A la tête qu'il affichait, Glace semblait réfléchir. Elle savait d'ores et déjà qu'il imaginait tout ce qui servirait son intérêt mais aussi comment il allait sortir du déshonneur qu'elle venait lui apporter.
Elle s'excusa mais il refusa ses excuses, allant jusqu'à lui dire qu'il l'aurait certainement reniée si elle lui avait ramené une fille. Il continua son investigations sur sa capture en Chalcède et elle avoua les tortures, le fouet et tout ce qu'elle avait subi tandis que ses geôliers avaient chercher à percer les secrets de l'Art. Alors il avait exigé de voir son dos, elle s'y était refusé dans un premier temps, mais devant son regard insistant et sa bouche pincée, elle s’exécuta et fit glisser le haut de ses vêtements pour le laisser observer sa honte.
S'il en fut horrifié il n'en montra rien, en revanche, il sembla contrarié.
" Te voilà bien punie" avait-il énoncé, avant de préciser que même s'il avait souhaité lui offrir un beau mariage, il ne pouvait plus rien faire d'elle dans cet état. Sa fille sur lequel il avait porté tant d'espoirs n'était plus rentable, elle ne valait plus rien du tout à ses yeux. Il ne le cacha pas.
L'histoire continua avec difficulté, cela déjà beaucoup pour la jeune femme. Elle avoua être revenue ici car Vainqueur était une menace pour son fils. Elle savait de source sûre qu'il avait envoyé quelqu'un pour le tuer.
Elle ne dit que le strict nécessaire et son père la gifla encore une fois, pour ses mensonges et pour la simple idée de s'être cru supérieure à lui. N'était-ce pas lui qui lui avait appris ce jeu ? Comment pouvait-elle se permettre de tenter de le blouser ?
Les négociations commencèrent alors, si elle souhaitait la protection de Béarns, elle allait devoir faire tout ce que son père lui ordonnait, elle allait devoir devenir la fille qu'elle aurait dû être. Il ne la marierait point, mais en ferait une intendante et une Duchesse digne de ce nom jusqu'à ce que Espoir soit en âge de prendre la tête du Duché. Tout bâtard qu'il était, il demeurait un Loinvoyant sans père mais qui avait la chance de posséder un grand-père intelligent et rusé.

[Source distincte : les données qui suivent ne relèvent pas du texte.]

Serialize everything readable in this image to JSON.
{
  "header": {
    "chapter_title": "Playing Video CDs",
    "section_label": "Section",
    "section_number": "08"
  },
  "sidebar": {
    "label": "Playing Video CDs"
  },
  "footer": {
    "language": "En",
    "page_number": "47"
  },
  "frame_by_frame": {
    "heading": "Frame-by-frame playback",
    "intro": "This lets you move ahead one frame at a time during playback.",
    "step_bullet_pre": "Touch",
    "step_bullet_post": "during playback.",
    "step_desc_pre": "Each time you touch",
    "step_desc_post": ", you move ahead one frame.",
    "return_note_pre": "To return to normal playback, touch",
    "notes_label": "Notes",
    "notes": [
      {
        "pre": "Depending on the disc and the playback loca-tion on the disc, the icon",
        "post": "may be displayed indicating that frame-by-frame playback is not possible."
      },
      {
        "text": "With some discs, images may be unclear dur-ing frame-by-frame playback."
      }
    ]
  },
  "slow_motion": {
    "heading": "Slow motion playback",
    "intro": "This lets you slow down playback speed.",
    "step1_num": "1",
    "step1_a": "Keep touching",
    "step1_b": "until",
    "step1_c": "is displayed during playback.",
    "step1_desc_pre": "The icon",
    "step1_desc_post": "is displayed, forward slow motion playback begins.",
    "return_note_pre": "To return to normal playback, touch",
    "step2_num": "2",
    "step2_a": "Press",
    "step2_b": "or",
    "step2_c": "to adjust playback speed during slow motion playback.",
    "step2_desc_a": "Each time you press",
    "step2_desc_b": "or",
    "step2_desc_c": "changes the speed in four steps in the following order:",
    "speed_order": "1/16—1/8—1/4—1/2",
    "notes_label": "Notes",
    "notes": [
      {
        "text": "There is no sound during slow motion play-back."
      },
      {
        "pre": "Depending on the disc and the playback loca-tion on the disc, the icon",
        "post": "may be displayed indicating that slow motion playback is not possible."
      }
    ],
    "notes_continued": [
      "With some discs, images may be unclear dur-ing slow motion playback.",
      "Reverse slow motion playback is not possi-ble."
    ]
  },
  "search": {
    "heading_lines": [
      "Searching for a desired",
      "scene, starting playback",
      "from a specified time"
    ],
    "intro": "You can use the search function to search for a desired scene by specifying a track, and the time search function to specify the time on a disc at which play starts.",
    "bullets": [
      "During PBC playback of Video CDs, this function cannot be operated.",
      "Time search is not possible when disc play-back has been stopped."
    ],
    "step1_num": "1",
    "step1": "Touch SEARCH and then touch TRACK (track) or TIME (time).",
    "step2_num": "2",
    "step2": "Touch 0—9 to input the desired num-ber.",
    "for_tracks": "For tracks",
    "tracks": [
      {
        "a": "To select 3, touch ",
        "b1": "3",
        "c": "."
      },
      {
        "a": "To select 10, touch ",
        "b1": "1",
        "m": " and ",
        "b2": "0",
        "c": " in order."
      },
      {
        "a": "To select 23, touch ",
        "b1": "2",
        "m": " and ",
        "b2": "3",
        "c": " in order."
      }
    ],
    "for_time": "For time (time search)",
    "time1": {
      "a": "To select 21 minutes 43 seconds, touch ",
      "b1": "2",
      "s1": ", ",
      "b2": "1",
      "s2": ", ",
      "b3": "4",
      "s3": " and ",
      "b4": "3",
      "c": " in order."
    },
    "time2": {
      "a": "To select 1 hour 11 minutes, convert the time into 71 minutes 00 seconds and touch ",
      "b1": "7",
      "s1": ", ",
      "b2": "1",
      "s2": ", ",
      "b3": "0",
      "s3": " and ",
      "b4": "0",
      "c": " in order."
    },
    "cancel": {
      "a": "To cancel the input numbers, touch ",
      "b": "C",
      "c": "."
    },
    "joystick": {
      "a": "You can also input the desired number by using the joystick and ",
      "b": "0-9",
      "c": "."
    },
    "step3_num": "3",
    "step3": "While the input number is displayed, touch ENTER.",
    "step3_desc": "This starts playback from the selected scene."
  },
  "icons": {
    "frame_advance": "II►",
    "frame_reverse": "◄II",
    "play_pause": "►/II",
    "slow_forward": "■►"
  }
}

Elle ne put qu’acquiescer.
Dès le lendemain, il prononcerait un discours pour son peuple, un discours aux mots choisis par ses soins. Alors seulement, il la congédia.

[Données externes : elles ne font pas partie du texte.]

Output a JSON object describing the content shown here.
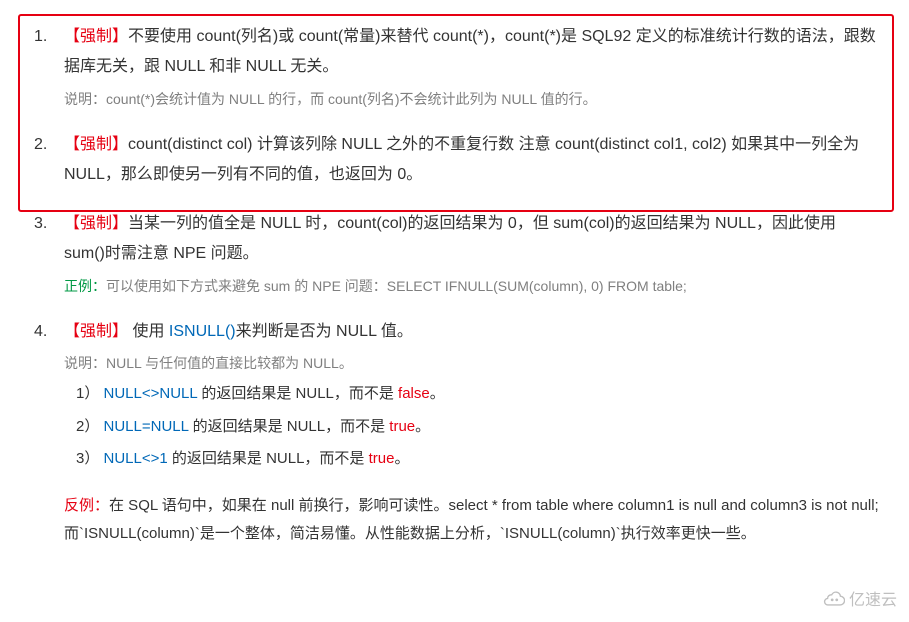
{
  "items": [
    {
      "tag": "【强制】",
      "body_parts": [
        "不要使用 count(列名)或 count(常量)来替代 count(*)，count(*)是 SQL92 定义的标准统计行数的语法，跟数据库无关，跟 NULL 和非 NULL 无关。"
      ],
      "note_label": "说明：",
      "note": "count(*)会统计值为 NULL 的行，而 count(列名)不会统计此列为 NULL 值的行。"
    },
    {
      "tag": "【强制】",
      "body_parts": [
        "count(distinct col)  计算该列除 NULL 之外的不重复行数  注意  count(distinct col1, col2)  如果其中一列全为 NULL，那么即使另一列有不同的值，也返回为 0。"
      ]
    },
    {
      "tag": "【强制】",
      "body_parts": [
        "当某一列的值全是 NULL 时，count(col)的返回结果为 0，但 sum(col)的返回结果为 NULL，因此使用 sum()时需注意 NPE 问题。"
      ],
      "good_label": "正例：",
      "good": "可以使用如下方式来避免 sum 的 NPE 问题：SELECT IFNULL(SUM(column), 0) FROM table;"
    },
    {
      "tag": "【强制】",
      "body_pre": " 使用 ",
      "body_blue": "ISNULL()",
      "body_post": "来判断是否为 NULL 值。",
      "note_label": "说明：",
      "note": "NULL 与任何值的直接比较都为 NULL。",
      "subs": [
        {
          "n": "1）",
          "code": "NULL<>NULL",
          "mid": " 的返回结果是 NULL，而不是 ",
          "kw": "false",
          "suffix": "。"
        },
        {
          "n": "2）",
          "code": "NULL=NULL",
          "mid": " 的返回结果是 NULL，而不是 ",
          "kw": "true",
          "suffix": "。"
        },
        {
          "n": "3）",
          "code": "NULL<>1",
          "mid": " 的返回结果是 NULL，而不是 ",
          "kw": "true",
          "suffix": "。"
        }
      ]
    }
  ],
  "bad_example": {
    "label": "反例：",
    "text": "在 SQL 语句中，如果在 null 前换行，影响可读性。select * from table where column1 is null and column3 is not null;  而`ISNULL(column)`是一个整体，简洁易懂。从性能数据上分析，`ISNULL(column)`执行效率更快一些。"
  },
  "watermark": "亿速云"
}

Avant qu'elle ne quitte la pièce, il embrassa son front et lui avoua être toutefois heureux de la retrouver, bien qu'il ne pourrait jamais lui pardonner. Il l'invita à rapidement prendre un bain, une enfant aussi pouilleuse ne pouvait être sa digne fille.
Elle regagna sa chambre, se plongea dans le bain qu'on avait préparé pour elle, seule. Ce bain qu'elle avait attendu de longs mois et qui ce jour là, n'avait aucune saveur.

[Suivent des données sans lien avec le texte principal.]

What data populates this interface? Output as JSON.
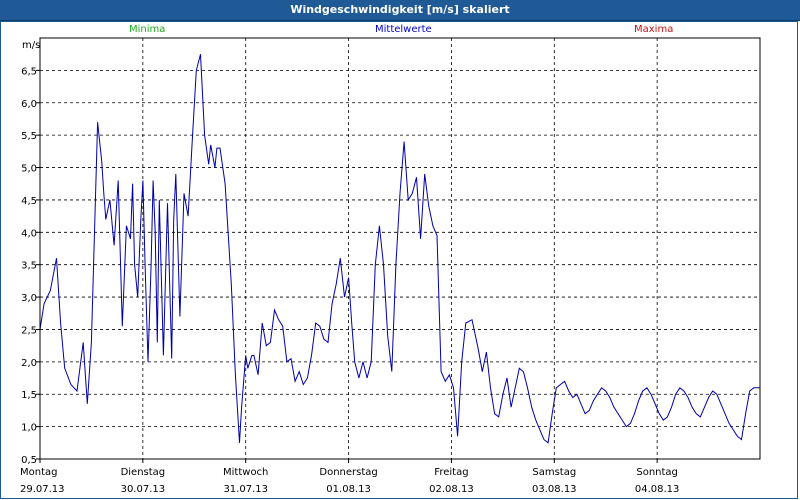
{
  "window": {
    "title": "Windgeschwindigkeit [m/s] skaliert"
  },
  "legend": {
    "minima": "Minima",
    "mittelwerte": "Mittelwerte",
    "maxima": "Maxima"
  },
  "colors": {
    "minima": "#22aa22",
    "mittelwerte": "#0000cc",
    "maxima": "#cc1111",
    "series": "#0000aa",
    "titlebar": "#1f5a96"
  },
  "chart_data": {
    "type": "line",
    "title": "Windgeschwindigkeit [m/s] skaliert",
    "ylabel": "m/s",
    "ylim": [
      0.5,
      7.0
    ],
    "yticks": [
      0.5,
      1.0,
      1.5,
      2.0,
      2.5,
      3.0,
      3.5,
      4.0,
      4.5,
      5.0,
      5.5,
      6.0,
      6.5
    ],
    "ytick_labels": [
      "0,5",
      "1,0",
      "1,5",
      "2,0",
      "2,5",
      "3,0",
      "3,5",
      "4,0",
      "4,5",
      "5,0",
      "5,5",
      "6,0",
      "6,5"
    ],
    "x_range_days": [
      0,
      7
    ],
    "x_ticks": [
      {
        "day": "Montag",
        "date": "29.07.13"
      },
      {
        "day": "Dienstag",
        "date": "30.07.13"
      },
      {
        "day": "Mittwoch",
        "date": "31.07.13"
      },
      {
        "day": "Donnerstag",
        "date": "01.08.13"
      },
      {
        "day": "Freitag",
        "date": "02.08.13"
      },
      {
        "day": "Samstag",
        "date": "03.08.13"
      },
      {
        "day": "Sonntag",
        "date": "04.08.13"
      }
    ],
    "grid": true,
    "series": [
      {
        "name": "Mittelwerte",
        "x": [
          0.0,
          0.04,
          0.1,
          0.16,
          0.2,
          0.24,
          0.3,
          0.36,
          0.42,
          0.46,
          0.5,
          0.56,
          0.6,
          0.62,
          0.64,
          0.68,
          0.72,
          0.76,
          0.8,
          0.84,
          0.88,
          0.9,
          0.92,
          0.95,
          0.98,
          1.0,
          1.02,
          1.05,
          1.08,
          1.1,
          1.12,
          1.14,
          1.16,
          1.2,
          1.24,
          1.28,
          1.3,
          1.32,
          1.36,
          1.4,
          1.44,
          1.48,
          1.52,
          1.56,
          1.6,
          1.64,
          1.66,
          1.7,
          1.72,
          1.75,
          1.8,
          1.84,
          1.86,
          1.9,
          1.94,
          1.96,
          2.0,
          2.02,
          2.06,
          2.08,
          2.12,
          2.16,
          2.2,
          2.24,
          2.28,
          2.32,
          2.36,
          2.4,
          2.44,
          2.48,
          2.52,
          2.56,
          2.6,
          2.64,
          2.68,
          2.72,
          2.76,
          2.8,
          2.84,
          2.88,
          2.92,
          2.96,
          3.0,
          3.03,
          3.06,
          3.1,
          3.14,
          3.18,
          3.22,
          3.26,
          3.3,
          3.34,
          3.38,
          3.42,
          3.46,
          3.5,
          3.54,
          3.58,
          3.62,
          3.66,
          3.7,
          3.74,
          3.78,
          3.82,
          3.86,
          3.9,
          3.94,
          3.98,
          4.02,
          4.06,
          4.1,
          4.14,
          4.2,
          4.26,
          4.3,
          4.34,
          4.38,
          4.42,
          4.46,
          4.5,
          4.54,
          4.58,
          4.62,
          4.66,
          4.7,
          4.74,
          4.78,
          4.82,
          4.86,
          4.9,
          4.94,
          4.98,
          5.02,
          5.06,
          5.1,
          5.14,
          5.18,
          5.22,
          5.26,
          5.3,
          5.34,
          5.38,
          5.42,
          5.46,
          5.5,
          5.54,
          5.58,
          5.62,
          5.66,
          5.7,
          5.74,
          5.78,
          5.82,
          5.86,
          5.9,
          5.94,
          5.98,
          6.02,
          6.06,
          6.1,
          6.14,
          6.18,
          6.22,
          6.26,
          6.3,
          6.34,
          6.38,
          6.42,
          6.46,
          6.5,
          6.54,
          6.58,
          6.62,
          6.66,
          6.7,
          6.74,
          6.78,
          6.82,
          6.86,
          6.9,
          6.94,
          6.98,
          7.0
        ],
        "y": [
          2.5,
          2.9,
          3.1,
          3.6,
          2.6,
          1.9,
          1.65,
          1.55,
          2.3,
          1.35,
          2.3,
          5.7,
          5.1,
          4.6,
          4.2,
          4.5,
          3.8,
          4.8,
          2.55,
          4.1,
          3.9,
          4.75,
          3.5,
          3.0,
          4.2,
          4.8,
          3.6,
          2.0,
          3.5,
          4.8,
          4.0,
          2.3,
          4.5,
          2.1,
          4.45,
          2.05,
          4.2,
          4.9,
          2.7,
          4.6,
          4.25,
          5.4,
          6.5,
          6.75,
          5.5,
          5.05,
          5.35,
          5.0,
          5.3,
          5.3,
          4.75,
          3.7,
          3.2,
          1.8,
          0.75,
          1.3,
          2.1,
          1.9,
          2.1,
          2.1,
          1.8,
          2.6,
          2.25,
          2.3,
          2.8,
          2.65,
          2.55,
          2.0,
          2.05,
          1.7,
          1.85,
          1.65,
          1.75,
          2.1,
          2.6,
          2.55,
          2.35,
          2.3,
          2.9,
          3.2,
          3.6,
          3.0,
          3.3,
          2.6,
          2.0,
          1.75,
          2.0,
          1.75,
          2.0,
          3.5,
          4.1,
          3.5,
          2.4,
          1.85,
          3.5,
          4.6,
          5.4,
          4.5,
          4.6,
          4.85,
          3.9,
          4.9,
          4.4,
          4.1,
          3.95,
          1.85,
          1.7,
          1.8,
          1.6,
          0.85,
          2.0,
          2.6,
          2.65,
          2.2,
          1.85,
          2.15,
          1.6,
          1.2,
          1.15,
          1.5,
          1.75,
          1.3,
          1.6,
          1.9,
          1.85,
          1.6,
          1.3,
          1.1,
          0.95,
          0.8,
          0.75,
          1.2,
          1.6,
          1.65,
          1.7,
          1.55,
          1.45,
          1.5,
          1.35,
          1.2,
          1.25,
          1.4,
          1.5,
          1.6,
          1.55,
          1.45,
          1.3,
          1.2,
          1.1,
          1.0,
          1.05,
          1.2,
          1.4,
          1.55,
          1.6,
          1.5,
          1.35,
          1.2,
          1.1,
          1.15,
          1.3,
          1.5,
          1.6,
          1.55,
          1.45,
          1.3,
          1.2,
          1.15,
          1.3,
          1.45,
          1.55,
          1.5,
          1.35,
          1.2,
          1.05,
          0.95,
          0.85,
          0.8,
          1.2,
          1.55,
          1.6,
          1.6,
          1.6
        ]
      }
    ]
  }
}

Elle pleura beaucoup et les mots terribles prononcés par son père se gravèrent comme au fer rouge dans ses chairs. Néanmoins, elle retrouva le calme en songeant qu'ici, son fils était en sécurité. Peu lui importait les traitements qu'elle subirait tant que Espoir vivait.
Brun serait certainement de son avis n'est-ce pas ? Devait-elle vraiment l'appeler ? Elle l'avait promis et pourtant, elle n'avait pas envie qu'il assiste à sa déchéance. La fin de sa liberté avait un prix à payer, le prix d'une vie qu'elle donnerait sans hésiter.